Informal water leases, the approach proposed in the study, give those who have legal rights to water an option to temporarily bypass the complex and expensive regulatory process of transferring those rights through use of a financial arrangement in which the seller agrees not to take the water to which they are entitled, leaving it in the stream for the buyer to divert using their existing right. It is the avoidance of the formal transfer of the right from buyer to seller that enables more rapid and less expensive transfers. This can be useful during droughts, which are increasing in frequency and severity due to rising temperatures and climate change.
While formal regulatory approval considers important environmental and legal factors, as well as impacts on third parties who might be affected by the diverted water, the process can be complex and costly. Researchers in the study say that parties who enter into informal water agreements can use compensatory releases to address and compensate for any negative impact on the environment or third parties.
“Let’s imagine,” Characklis explained, “that an urban user was upstream of an irrigator, and the irrigator foregoes water withdrawals so that the urban user can divert it. This could impact the flow of water between the two, other users in this stretch of the stream or environmental quality. So, in a case like this, if the urban user wants to buy water from this irrigator, they might have to buy 25% more than they’re actually going to use and leave that 25% in the stream to flow down to the fish.”

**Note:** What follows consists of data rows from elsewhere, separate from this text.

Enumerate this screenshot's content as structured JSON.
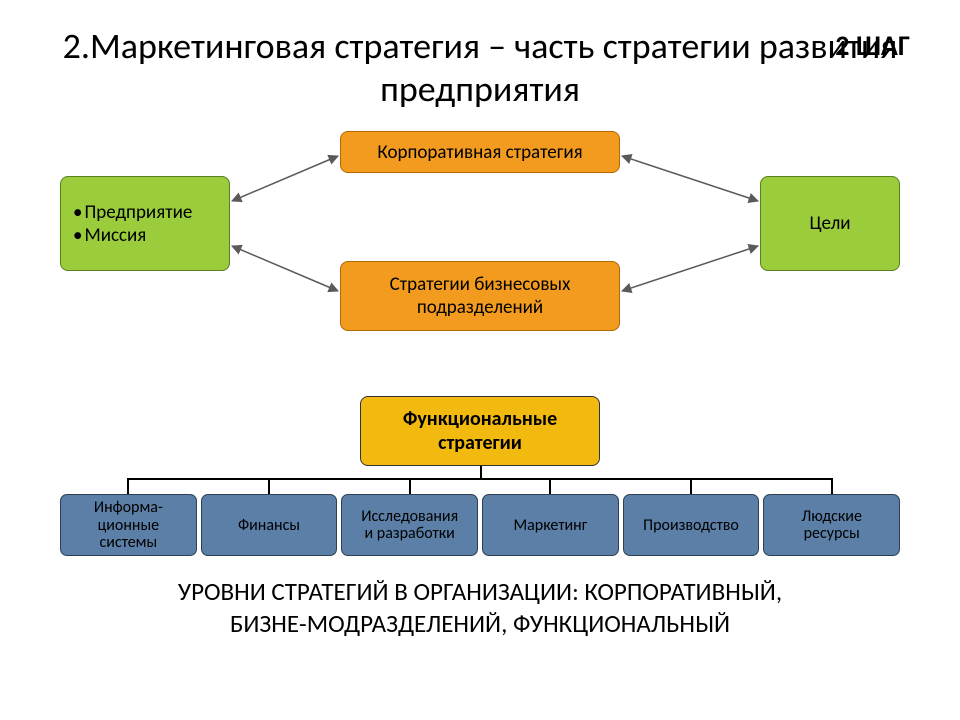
{
  "step_label": "2 ШАГ",
  "title": "2.Маркетинговая стратегия – часть стратегии развития предприятия",
  "diagram": {
    "left_box": {
      "line1": "Предприятие",
      "line2": "Миссия",
      "bg": "#9acc3c",
      "border": "#5a7f1f"
    },
    "top_box": {
      "label": "Корпоративная стратегия",
      "bg": "#f29b1f",
      "border": "#b36a00"
    },
    "bottom_box": {
      "line1": "Стратегии бизнесовых",
      "line2": "подразделений",
      "bg": "#f29b1f",
      "border": "#b36a00"
    },
    "right_box": {
      "label": "Цели",
      "bg": "#9acc3c",
      "border": "#5a7f1f"
    },
    "arrow_color": "#5a5a5a"
  },
  "tree": {
    "root": {
      "line1": "Функциональные",
      "line2": "стратегии",
      "bg": "#f2b90e",
      "border": "#333333"
    },
    "leaf_bg": "#5b7fa6",
    "leaf_border": "#2d3f52",
    "connector_color": "#000000",
    "leaves": [
      {
        "label": "Информа-\nционные\nсистемы"
      },
      {
        "label": "Финансы"
      },
      {
        "label": "Исследования\nи разработки"
      },
      {
        "label": "Маркетинг"
      },
      {
        "label": "Производство"
      },
      {
        "label": "Людские\nресурсы"
      }
    ]
  },
  "footer": {
    "line1": "УРОВНИ СТРАТЕГИЙ В ОРГАНИЗАЦИИ: КОРПОРАТИВНЫЙ,",
    "line2": "БИЗНЕ-МОДРАЗДЕЛЕНИЙ, ФУНКЦИОНАЛЬНЫЙ"
  }
}
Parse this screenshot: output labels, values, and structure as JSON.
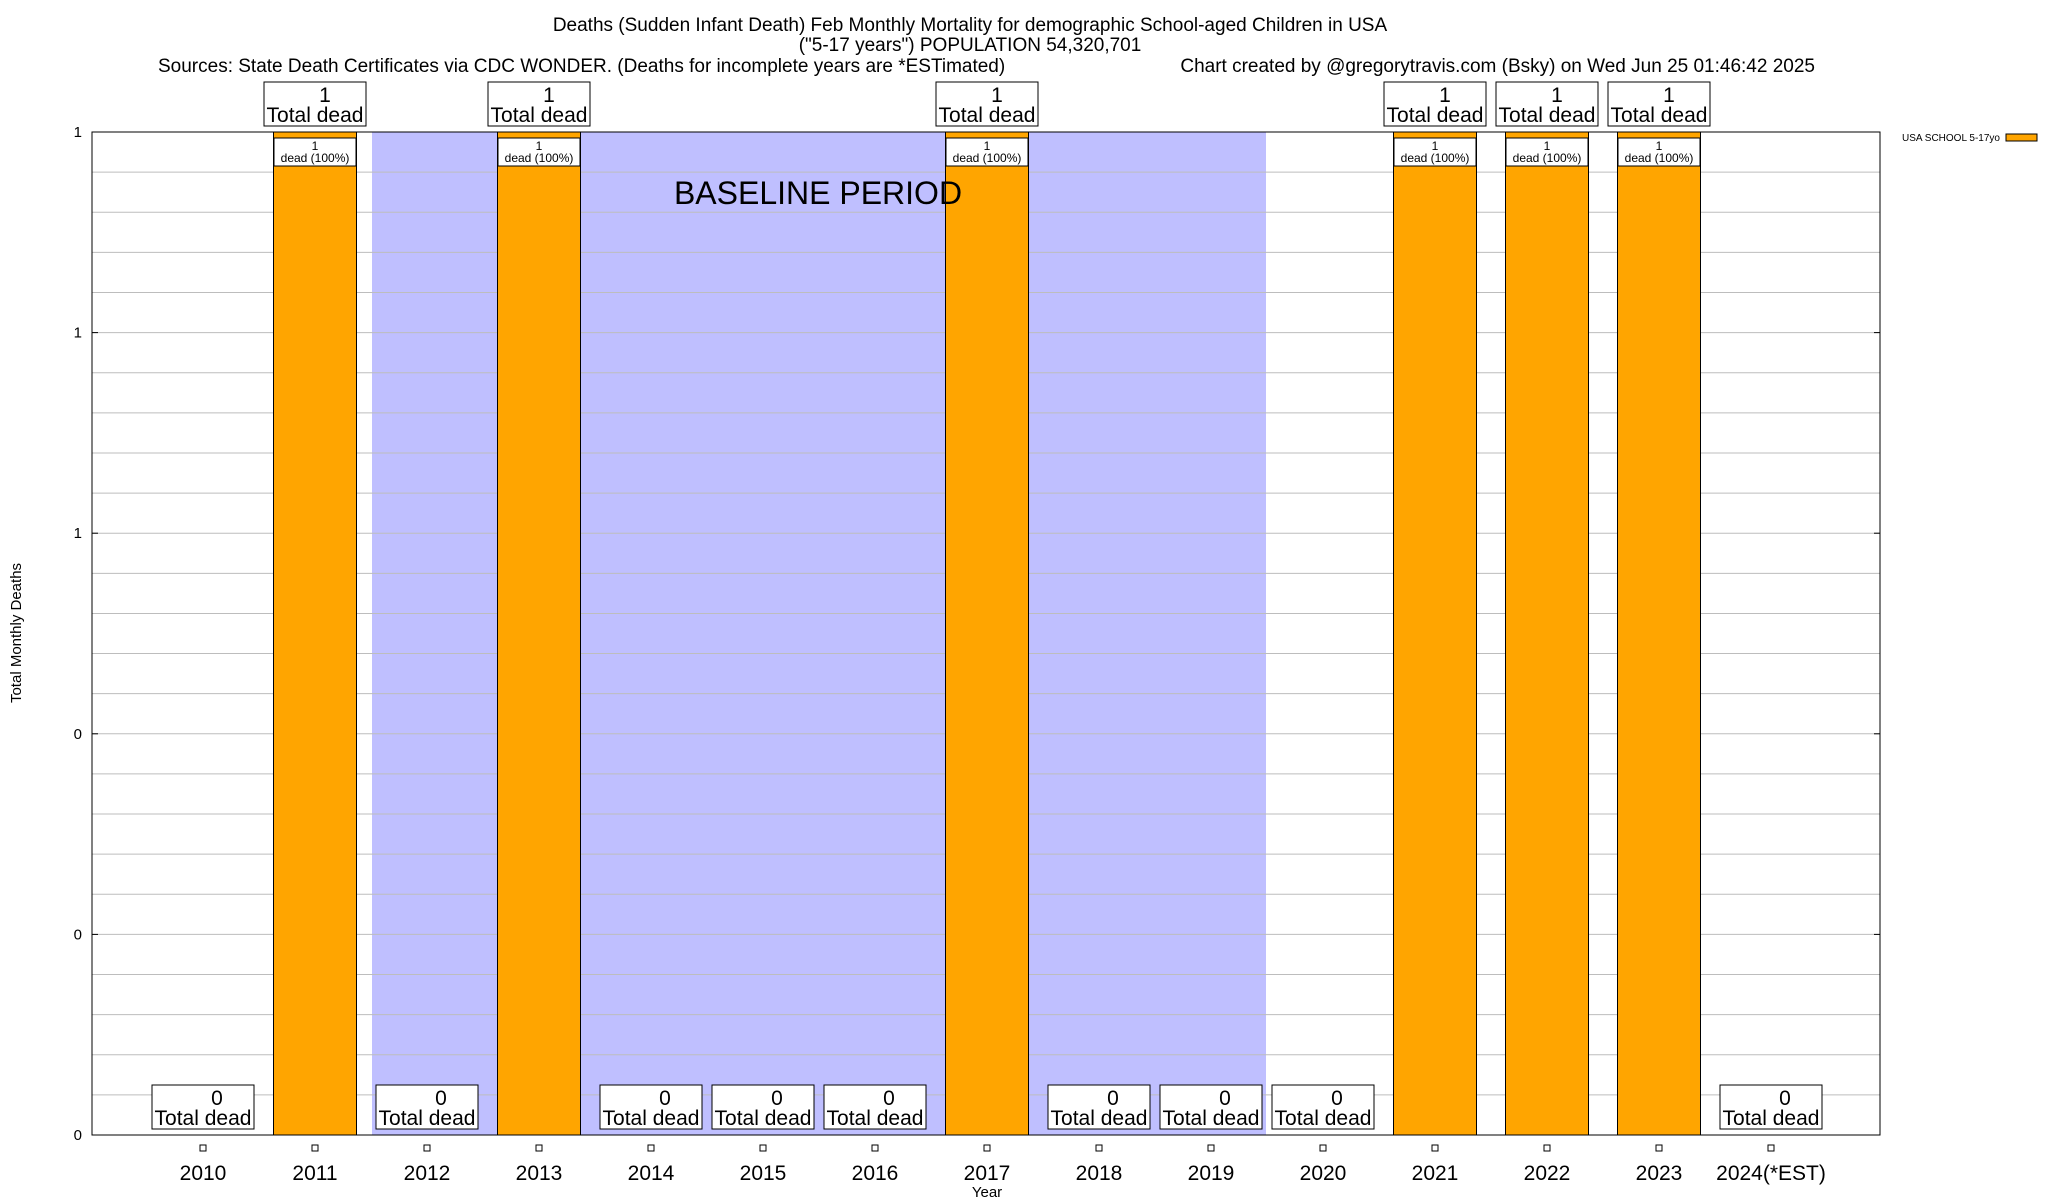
{
  "title": {
    "line1": "Deaths (Sudden Infant Death) Feb Monthly Mortality for demographic School-aged Children in USA",
    "line2": "(\"5-17 years\") POPULATION 54,320,701",
    "line3_left": "Sources: State Death Certificates via CDC WONDER. (Deaths for incomplete years are *ESTimated)",
    "line3_right": "Chart created by @gregorytravis.com (Bsky) on Wed Jun 25 01:46:42 2025"
  },
  "chart_data": {
    "type": "bar",
    "xlabel": "Year",
    "ylabel": "Total Monthly Deaths",
    "ylim": [
      0,
      1
    ],
    "y_tick_labels": [
      "0",
      "0",
      "0",
      "1",
      "1",
      "1"
    ],
    "categories": [
      "2010",
      "2011",
      "2012",
      "2013",
      "2014",
      "2015",
      "2016",
      "2017",
      "2018",
      "2019",
      "2020",
      "2021",
      "2022",
      "2023",
      "2024(*EST)"
    ],
    "series": [
      {
        "name": "USA SCHOOL 5-17yo",
        "color": "#FFA500",
        "values": [
          0,
          1,
          0,
          1,
          0,
          0,
          0,
          1,
          0,
          0,
          0,
          1,
          1,
          1,
          0
        ]
      }
    ],
    "total_label_word": "Total dead",
    "bar_label_text": "dead (100%)",
    "baseline_period": {
      "label": "BASELINE PERIOD",
      "from": "2012",
      "to": "2019",
      "color": "#BFBFFF"
    },
    "grid": true,
    "legend_position": "top-right"
  }
}
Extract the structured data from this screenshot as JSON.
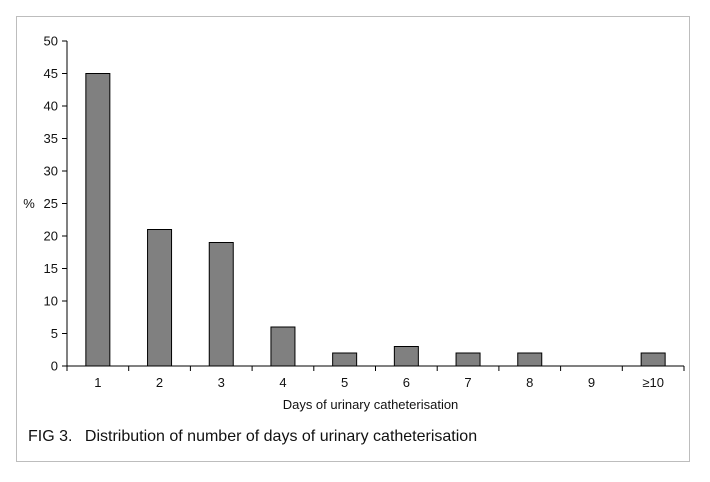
{
  "chart_data": {
    "type": "bar",
    "categories": [
      "1",
      "2",
      "3",
      "4",
      "5",
      "6",
      "7",
      "8",
      "9",
      "≥10"
    ],
    "values": [
      45,
      21,
      19,
      6,
      2,
      3,
      2,
      2,
      0,
      2
    ],
    "xlabel": "Days of urinary catheterisation",
    "ylabel": "%",
    "ylim": [
      0,
      50
    ],
    "yticks": [
      0,
      5,
      10,
      15,
      20,
      25,
      30,
      35,
      40,
      45,
      50
    ],
    "grid": false,
    "legend": "none",
    "bar_color": "#808080",
    "bar_edge_color": "#000000"
  },
  "caption": {
    "label": "FIG 3.",
    "text": "Distribution of number of days of urinary catheterisation"
  }
}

Even with this additional cost, Characklis says the transfer would still be much quicker and less expensive than the formal transfer process.
The researchers in the study modeled this approach to informal leasing in the Upper Colorado River Basin using data available from the state of Colorado, where agencies have developed a network-based water system model, StateMod, as part of a broader push to make water rights, demand and supply data available online.
Results show that between 1950 and 2013, the state could have accrued $222 million in benefits by using informal leases to reallocate water from irrigators to urban users.
“We were able to do a lot of modeling and testing [in Colorado] because we had a tremendous amount of information,” said lead author H.B. Zeff, PhD, formerly a research scientist at UNC-Chapel Hill who is now with the Bureau of Reclamation in Colorado. “But this idea of informal transfers could probably be applied in almost any basin in the western U.S. that has a similar type of institutional structure – which is essentially all of them.”
This research, completed in collaboration with Pat Reed, PhD, of Cornell University and Antonia Hadjimichael, PhD, at Penn State University, has broad implications as global climate change continues to put a strain on our environment. The study demonstrates one creative way to get water quickly to users in need during droughts. When informal water contracts are designed correctly, researchers say they can recreate the effect of a formal water sale for a fraction of the price.
“The inability to rapidly reallocate water during droughts is really a huge hole in our management of water resources,” Characklis said. “And this is a new conceptual idea for how we might do that.”
This research was supported through the Integrated Multisector Multiscale Modeling (IM3) initiative led by Pacific Northwest National Laboratory and funded by the U.S. Department of Energy’s Office of Science.